David Goldstone, manager of investment research at Condor Capital Wealth Management, noted that the move comes after Vanguard added fractional share trading capabilities to Digital Advisor. That, he says, helps allow Vanguard to offer “much lower minimums.”

“If investors can buy partial shares of ETFs, they can invest in a diversified portfolio of funds with just a few dollars,” he says. “Another benefit of fractional share investing is it can help improve the efficiency of tax loss harvesting. When cash comes into an account either through dividends or deposits, that cash can be immediately invested into fractional shares even if the dollar amount is low. This means that more tax lots are created and thus increases the opportunity to sell lots at a loss.”

Goldstone, who leads Condor Capital’s “Robo Report” analysis and ranking of advisers, says Vanguard is joining competitors who have had fractional share capabilities and are offering lower minimum investments; overall, it will help make them more competitive in the marketplace, he says. 

Vanguard ranked fourth in the most recent robo ranking score from Condor Capital Wealth Management, considering areas such as access to advisers, costs and performance.
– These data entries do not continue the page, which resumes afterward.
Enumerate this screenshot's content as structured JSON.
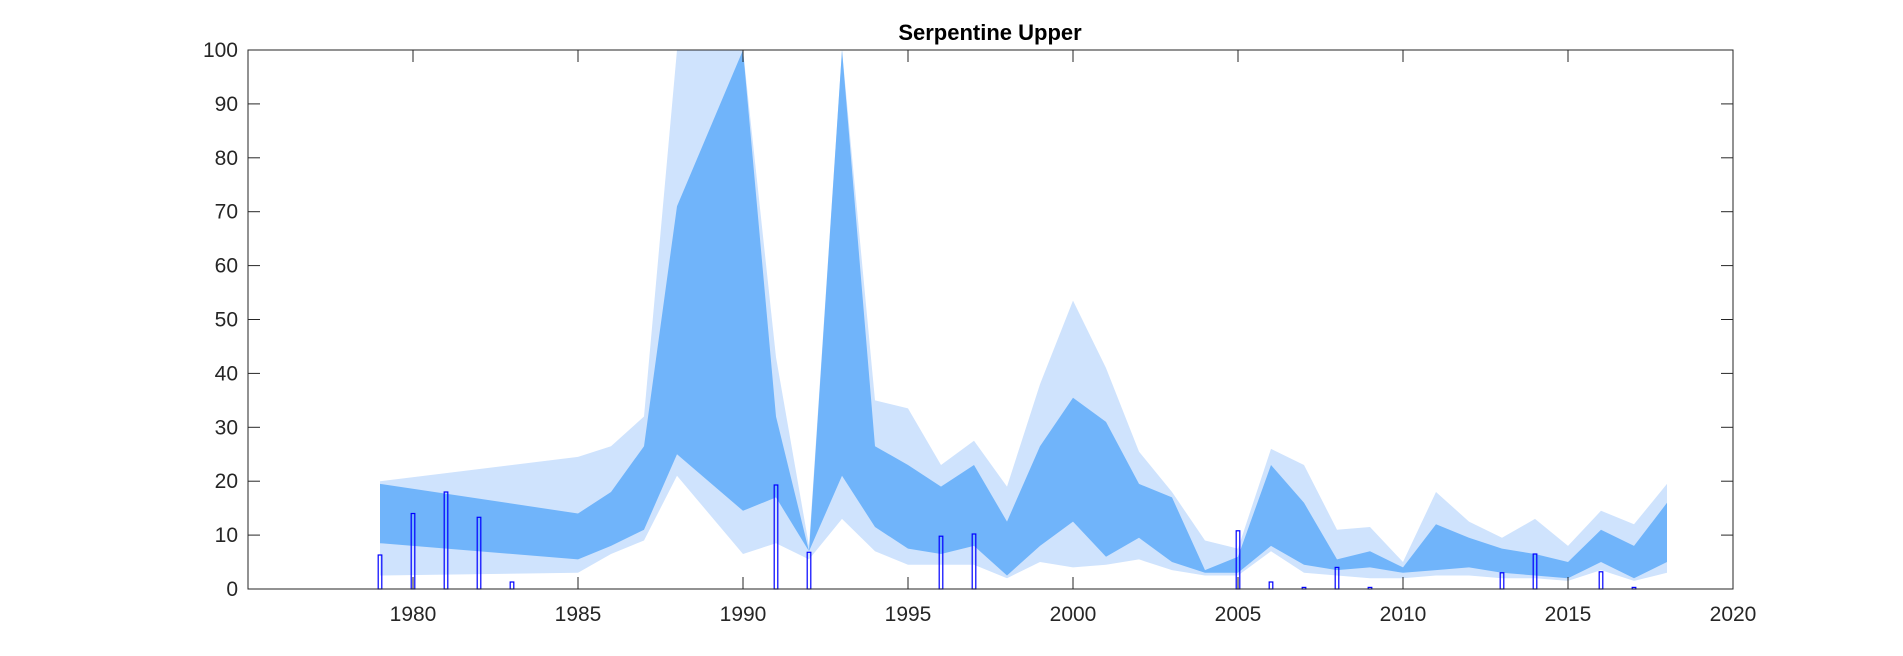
{
  "chart_data": {
    "type": "area",
    "title": "Serpentine Upper",
    "xlabel": "",
    "ylabel": "",
    "xlim": [
      1975,
      2020
    ],
    "ylim": [
      0,
      100
    ],
    "xticks": [
      1980,
      1985,
      1990,
      1995,
      2000,
      2005,
      2010,
      2015,
      2020
    ],
    "yticks": [
      0,
      10,
      20,
      30,
      40,
      50,
      60,
      70,
      80,
      90,
      100
    ],
    "grid": false,
    "legend": "none",
    "colors": {
      "outer_band": "#cfe3fd",
      "inner_band": "#70b4fa",
      "bars": "#0000ff",
      "axes": "#262626"
    },
    "bands": [
      {
        "role": "outer",
        "segments": [
          {
            "x": [
              1979,
              1985,
              1986,
              1987,
              1988,
              1990,
              1991,
              1992
            ],
            "lower": [
              2.5,
              3,
              6.5,
              9,
              21,
              6.5,
              8.5,
              5.5
            ],
            "upper": [
              20,
              24.5,
              26.5,
              32,
              100,
              100,
              43,
              8
            ]
          },
          {
            "x": [
              1992,
              1993,
              1994,
              1995,
              1996,
              1997,
              1998,
              1999,
              2000,
              2001,
              2002,
              2003,
              2004,
              2005,
              2006,
              2007,
              2008,
              2009,
              2010,
              2011,
              2012,
              2013,
              2014,
              2015,
              2016,
              2017,
              2018
            ],
            "lower": [
              5.5,
              13,
              7,
              4.5,
              4.5,
              4.5,
              2,
              5,
              4,
              4.5,
              5.5,
              3.5,
              2.5,
              2.5,
              7,
              3,
              2.5,
              2,
              2,
              2.5,
              2.5,
              2,
              2,
              1.5,
              3.5,
              1.5,
              3
            ],
            "upper": [
              8,
              100,
              35,
              33.5,
              23,
              27.5,
              19,
              38,
              53.5,
              41,
              25.5,
              18,
              9,
              7.5,
              26,
              23,
              11,
              11.5,
              5,
              18,
              12.5,
              9.5,
              13,
              8,
              14.5,
              12,
              19.5
            ]
          }
        ]
      },
      {
        "role": "inner",
        "segments": [
          {
            "x": [
              1979,
              1985,
              1986,
              1987,
              1988,
              1990,
              1991,
              1992
            ],
            "lower": [
              8.5,
              5.5,
              8,
              11,
              25,
              14.5,
              17,
              7
            ],
            "upper": [
              19.5,
              14,
              18,
              26.5,
              71,
              100,
              32,
              7
            ]
          },
          {
            "x": [
              1992,
              1993,
              1994,
              1995,
              1996,
              1997,
              1998,
              1999,
              2000,
              2001,
              2002,
              2003,
              2004,
              2005,
              2006,
              2007,
              2008,
              2009,
              2010,
              2011,
              2012,
              2013,
              2014,
              2015,
              2016,
              2017,
              2018
            ],
            "lower": [
              7,
              21,
              11.5,
              7.5,
              6.5,
              8,
              2.5,
              8,
              12.5,
              6,
              9.5,
              5,
              3,
              3,
              8,
              4.5,
              3.5,
              4,
              3,
              3.5,
              4,
              3,
              2.5,
              2,
              5,
              2,
              5
            ],
            "upper": [
              7,
              100,
              26.5,
              23,
              19,
              23,
              12.5,
              26.5,
              35.5,
              31,
              19.5,
              17,
              3.5,
              6,
              23,
              16,
              5.5,
              7,
              4,
              12,
              9.5,
              7.5,
              6.5,
              5,
              11,
              8,
              16
            ]
          }
        ]
      }
    ],
    "bars": {
      "x": [
        1979,
        1980,
        1981,
        1982,
        1983,
        1991,
        1992,
        1996,
        1997,
        2005,
        2006,
        2007,
        2008,
        2009,
        2013,
        2014,
        2016,
        2017
      ],
      "values": [
        6.3,
        14,
        18,
        13.3,
        1.3,
        19.3,
        6.8,
        9.8,
        10.2,
        10.8,
        1.3,
        0.3,
        4,
        0.3,
        3,
        6.5,
        3.2,
        0.3
      ]
    }
  }
}
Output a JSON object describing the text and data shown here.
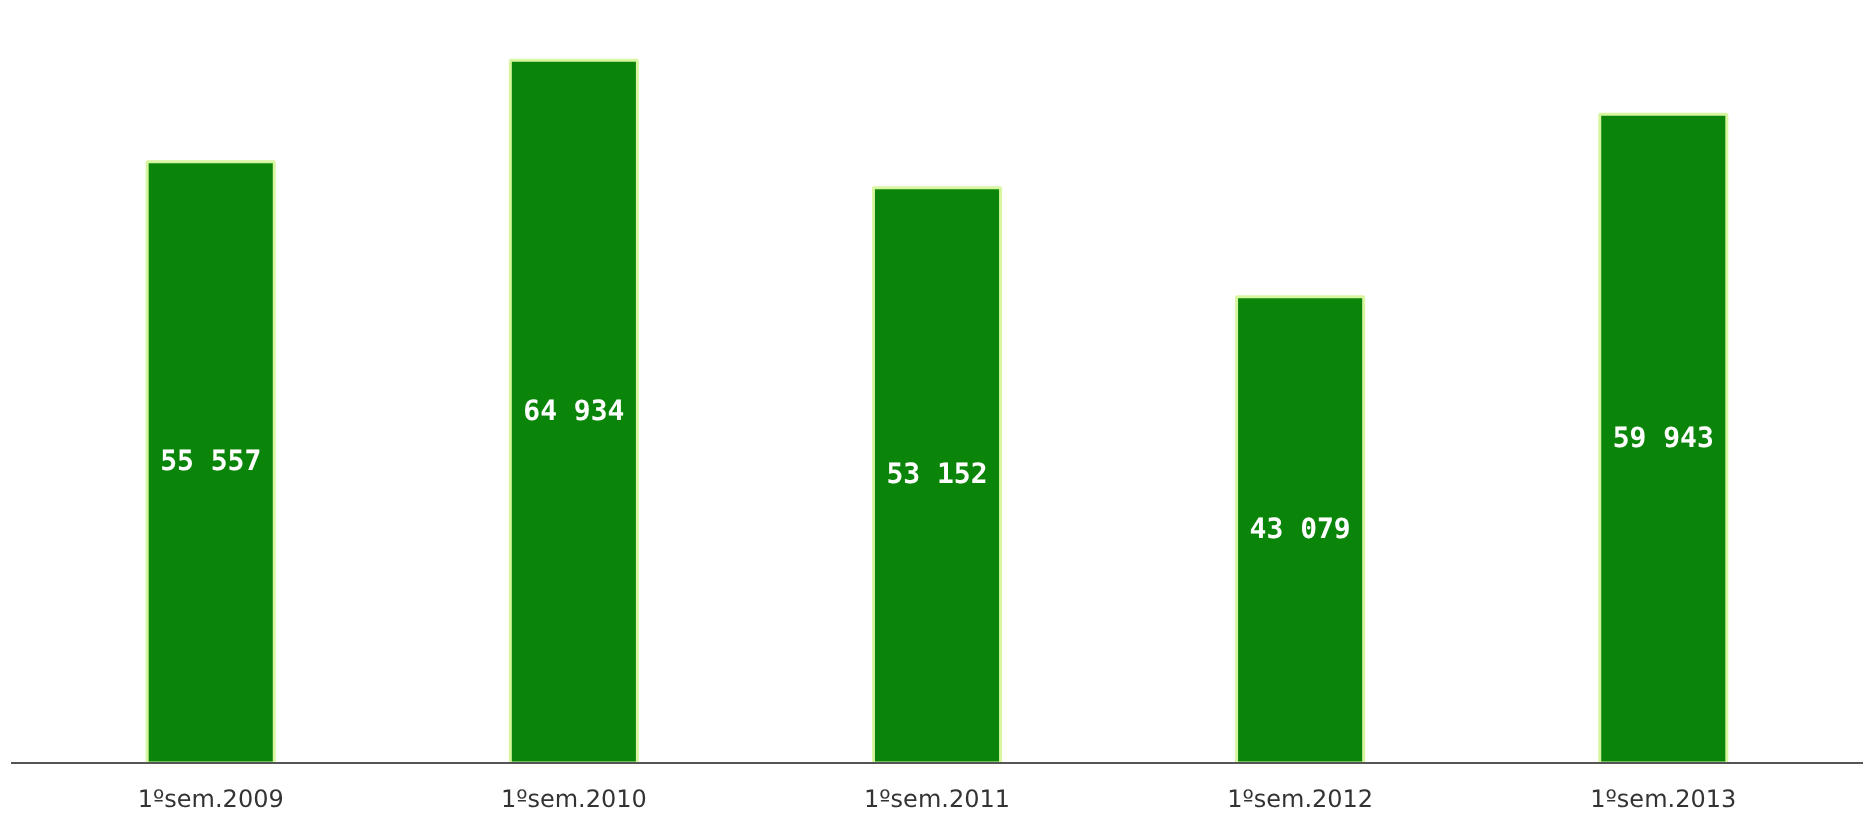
{
  "chart_data": {
    "type": "bar",
    "categories": [
      "1ºsem.2009",
      "1ºsem.2010",
      "1ºsem.2011",
      "1ºsem.2012",
      "1ºsem.2013"
    ],
    "values": [
      55557,
      64934,
      53152,
      43079,
      59943
    ],
    "value_labels": [
      "55 557",
      "64 934",
      "53 152",
      "43 079",
      "59 943"
    ],
    "color": "#0a850a",
    "grid": false
  }
}
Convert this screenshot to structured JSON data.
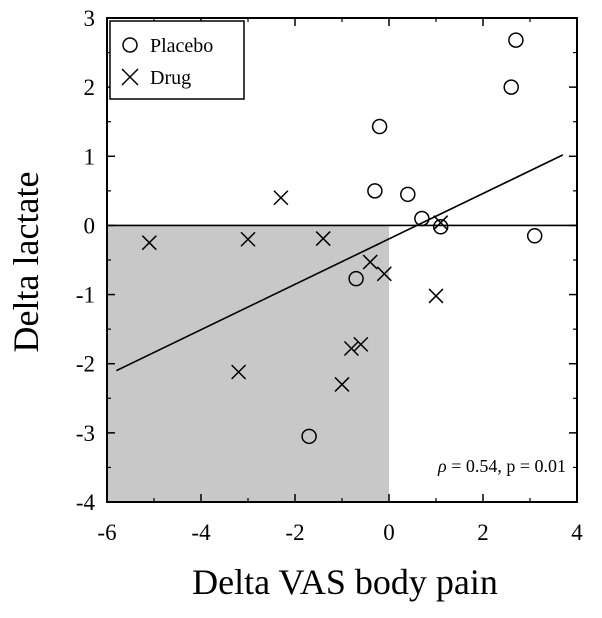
{
  "chart_data": {
    "type": "scatter",
    "xlabel": "Delta VAS body pain",
    "ylabel": "Delta lactate",
    "xlim": [
      -6,
      4
    ],
    "ylim": [
      -4,
      3
    ],
    "xticks": [
      -6,
      -4,
      -2,
      0,
      2,
      4
    ],
    "yticks": [
      -4,
      -3,
      -2,
      -1,
      0,
      1,
      2,
      3
    ],
    "xtick_labels": [
      "-6",
      "-4",
      "-2",
      "0",
      "2",
      "4"
    ],
    "ytick_labels": [
      "-4",
      "-3",
      "-2",
      "-1",
      "0",
      "1",
      "2",
      "3"
    ],
    "grid": false,
    "legend_position": "top-left",
    "series": [
      {
        "name": "Placebo",
        "marker": "open-circle",
        "points": [
          {
            "x": 2.7,
            "y": 2.68
          },
          {
            "x": 2.6,
            "y": 2.0
          },
          {
            "x": -0.2,
            "y": 1.43
          },
          {
            "x": -0.3,
            "y": 0.5
          },
          {
            "x": 0.4,
            "y": 0.45
          },
          {
            "x": 0.7,
            "y": 0.1
          },
          {
            "x": 1.1,
            "y": -0.02
          },
          {
            "x": 3.1,
            "y": -0.15
          },
          {
            "x": -0.7,
            "y": -0.77
          },
          {
            "x": -1.7,
            "y": -3.05
          }
        ]
      },
      {
        "name": "Drug",
        "marker": "x",
        "points": [
          {
            "x": -5.1,
            "y": -0.25
          },
          {
            "x": -3.0,
            "y": -0.2
          },
          {
            "x": -2.3,
            "y": 0.4
          },
          {
            "x": -1.4,
            "y": -0.19
          },
          {
            "x": -0.4,
            "y": -0.53
          },
          {
            "x": -0.1,
            "y": -0.7
          },
          {
            "x": 1.1,
            "y": 0.04
          },
          {
            "x": 1.0,
            "y": -1.02
          },
          {
            "x": -0.6,
            "y": -1.72
          },
          {
            "x": -0.8,
            "y": -1.78
          },
          {
            "x": -1.0,
            "y": -2.3
          },
          {
            "x": -3.2,
            "y": -2.12
          }
        ]
      }
    ],
    "regression_line": {
      "x": [
        -5.8,
        3.7
      ],
      "y": [
        -2.1,
        1.02
      ]
    },
    "reference_line_y": 0,
    "shaded_region": {
      "x": [
        -6,
        0
      ],
      "y": [
        -4,
        0
      ]
    },
    "annotation": {
      "rho_symbol": "ρ",
      "text": " = 0.54, p = 0.01"
    },
    "colors": {
      "shade": "#c8c8c8",
      "ink": "#000000"
    }
  }
}
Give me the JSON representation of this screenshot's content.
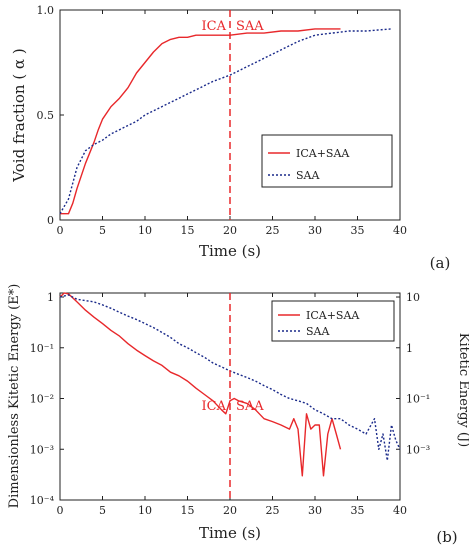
{
  "chart_data": [
    {
      "panel_label": "(a)",
      "type": "line",
      "xlabel": "Time (s)",
      "ylabel": "Void fraction ( α )",
      "xlim": [
        0,
        40
      ],
      "ylim": [
        0,
        1
      ],
      "xticks": [
        0,
        5,
        10,
        15,
        20,
        25,
        30,
        35,
        40
      ],
      "yticks": [
        {
          "v": 0,
          "label": "0"
        },
        {
          "v": 0.5,
          "label": "0.5"
        },
        {
          "v": 1.0,
          "label": "1.0"
        }
      ],
      "legend_position": "center-right",
      "vline": {
        "x": 20,
        "left_label": "ICA",
        "right_label": "SAA"
      },
      "series": [
        {
          "name": "ICA+SAA",
          "color": "#e8282b",
          "dash": "solid",
          "points": [
            [
              0,
              0.03
            ],
            [
              1,
              0.03
            ],
            [
              1.5,
              0.08
            ],
            [
              2,
              0.15
            ],
            [
              3,
              0.27
            ],
            [
              4,
              0.37
            ],
            [
              4.5,
              0.43
            ],
            [
              5,
              0.48
            ],
            [
              6,
              0.54
            ],
            [
              7,
              0.58
            ],
            [
              8,
              0.63
            ],
            [
              9,
              0.7
            ],
            [
              10,
              0.75
            ],
            [
              11,
              0.8
            ],
            [
              12,
              0.84
            ],
            [
              13,
              0.86
            ],
            [
              14,
              0.87
            ],
            [
              15,
              0.87
            ],
            [
              16,
              0.88
            ],
            [
              18,
              0.88
            ],
            [
              20,
              0.88
            ],
            [
              22,
              0.89
            ],
            [
              24,
              0.89
            ],
            [
              26,
              0.9
            ],
            [
              28,
              0.9
            ],
            [
              30,
              0.91
            ],
            [
              33,
              0.91
            ]
          ]
        },
        {
          "name": "SAA",
          "color": "#1a2a8a",
          "dash": "dotted",
          "points": [
            [
              0,
              0.03
            ],
            [
              1,
              0.1
            ],
            [
              2,
              0.25
            ],
            [
              3,
              0.33
            ],
            [
              4,
              0.36
            ],
            [
              5,
              0.38
            ],
            [
              6,
              0.41
            ],
            [
              7,
              0.43
            ],
            [
              8,
              0.45
            ],
            [
              9,
              0.47
            ],
            [
              10,
              0.5
            ],
            [
              12,
              0.54
            ],
            [
              14,
              0.58
            ],
            [
              16,
              0.62
            ],
            [
              18,
              0.66
            ],
            [
              20,
              0.69
            ],
            [
              22,
              0.73
            ],
            [
              24,
              0.77
            ],
            [
              26,
              0.81
            ],
            [
              28,
              0.85
            ],
            [
              30,
              0.88
            ],
            [
              32,
              0.89
            ],
            [
              34,
              0.9
            ],
            [
              36,
              0.9
            ],
            [
              39,
              0.91
            ]
          ]
        }
      ]
    },
    {
      "panel_label": "(b)",
      "type": "line",
      "xlabel": "Time (s)",
      "ylabel": "Dimensionless Kitetic Energy (E*)",
      "y2label": "Kitetic Energy (J)",
      "xlim": [
        0,
        40
      ],
      "ylim": [
        0.0001,
        1.2
      ],
      "yscale": "log",
      "xticks": [
        0,
        5,
        10,
        15,
        20,
        25,
        30,
        35,
        40
      ],
      "yticks": [
        {
          "v": 1,
          "label": "1"
        },
        {
          "v": 0.1,
          "label": "10⁻¹"
        },
        {
          "v": 0.01,
          "label": "10⁻²"
        },
        {
          "v": 0.001,
          "label": "10⁻³"
        },
        {
          "v": 0.0001,
          "label": "10⁻⁴"
        }
      ],
      "y2ticks": [
        {
          "v": 1,
          "label": "10"
        },
        {
          "v": 0.1,
          "label": "1"
        },
        {
          "v": 0.01,
          "label": "10⁻¹"
        },
        {
          "v": 0.001,
          "label": "10⁻³"
        }
      ],
      "legend_position": "top-right",
      "vline": {
        "x": 20,
        "left_label": "ICA",
        "right_label": "SAA"
      },
      "series": [
        {
          "name": "ICA+SAA",
          "color": "#e8282b",
          "dash": "solid",
          "points": [
            [
              0,
              1.0
            ],
            [
              0.5,
              1.2
            ],
            [
              1,
              1.15
            ],
            [
              2,
              0.8
            ],
            [
              3,
              0.55
            ],
            [
              4,
              0.4
            ],
            [
              5,
              0.3
            ],
            [
              6,
              0.22
            ],
            [
              7,
              0.17
            ],
            [
              8,
              0.12
            ],
            [
              9,
              0.09
            ],
            [
              10,
              0.07
            ],
            [
              11,
              0.055
            ],
            [
              12,
              0.045
            ],
            [
              13,
              0.033
            ],
            [
              14,
              0.028
            ],
            [
              15,
              0.022
            ],
            [
              16,
              0.016
            ],
            [
              17,
              0.012
            ],
            [
              18,
              0.009
            ],
            [
              19,
              0.006
            ],
            [
              19.5,
              0.005
            ],
            [
              20,
              0.009
            ],
            [
              20.5,
              0.01
            ],
            [
              21,
              0.009
            ],
            [
              22,
              0.008
            ],
            [
              23,
              0.006
            ],
            [
              24,
              0.004
            ],
            [
              25,
              0.0035
            ],
            [
              26,
              0.003
            ],
            [
              27,
              0.0025
            ],
            [
              27.5,
              0.004
            ],
            [
              28,
              0.0025
            ],
            [
              28.5,
              0.0003
            ],
            [
              29,
              0.005
            ],
            [
              29.5,
              0.0025
            ],
            [
              30,
              0.003
            ],
            [
              30.5,
              0.003
            ],
            [
              31,
              0.0003
            ],
            [
              31.5,
              0.002
            ],
            [
              32,
              0.004
            ],
            [
              32.5,
              0.002
            ],
            [
              33,
              0.001
            ]
          ]
        },
        {
          "name": "SAA",
          "color": "#1a2a8a",
          "dash": "dotted",
          "points": [
            [
              0,
              1.0
            ],
            [
              1,
              1.1
            ],
            [
              2,
              0.9
            ],
            [
              3,
              0.85
            ],
            [
              4,
              0.8
            ],
            [
              5,
              0.7
            ],
            [
              6,
              0.6
            ],
            [
              7,
              0.5
            ],
            [
              8,
              0.42
            ],
            [
              9,
              0.36
            ],
            [
              10,
              0.3
            ],
            [
              11,
              0.25
            ],
            [
              12,
              0.2
            ],
            [
              13,
              0.16
            ],
            [
              14,
              0.12
            ],
            [
              15,
              0.1
            ],
            [
              16,
              0.08
            ],
            [
              17,
              0.065
            ],
            [
              18,
              0.05
            ],
            [
              19,
              0.042
            ],
            [
              20,
              0.035
            ],
            [
              21,
              0.03
            ],
            [
              22,
              0.026
            ],
            [
              23,
              0.022
            ],
            [
              24,
              0.018
            ],
            [
              25,
              0.015
            ],
            [
              26,
              0.012
            ],
            [
              27,
              0.01
            ],
            [
              28,
              0.009
            ],
            [
              29,
              0.008
            ],
            [
              30,
              0.006
            ],
            [
              31,
              0.005
            ],
            [
              32,
              0.004
            ],
            [
              33,
              0.004
            ],
            [
              34,
              0.003
            ],
            [
              35,
              0.0025
            ],
            [
              36,
              0.002
            ],
            [
              37,
              0.004
            ],
            [
              37.5,
              0.001
            ],
            [
              38,
              0.002
            ],
            [
              38.5,
              0.0006
            ],
            [
              39,
              0.003
            ],
            [
              39.5,
              0.0015
            ],
            [
              40,
              0.001
            ]
          ]
        }
      ]
    }
  ]
}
The top performers were Fidelity Investments, Bank of America’s Merrill and Sofi.

“One of the biggest impacts Robo Advisors have had on the investing landscape is increasing accessibility to professionally managed accounts,” Goldstone says. “Low Minimums like this one have opened the doors to new investors and democratized professional money management.”

Other areas of Digital Advisor that Vangaurd has been investing in, according to the firm, include:

  • Personalized coaching for users;
  • More portfolio investment options, including adding actively managed funds to Vanguard’s more well-known passive index funds; and
  • Tax-efficiency services that include an automated tax-loss harvesting service, including asset location, tax-efficient rebalancing and tax-efficient fund selection (e.g., municipal bond funds).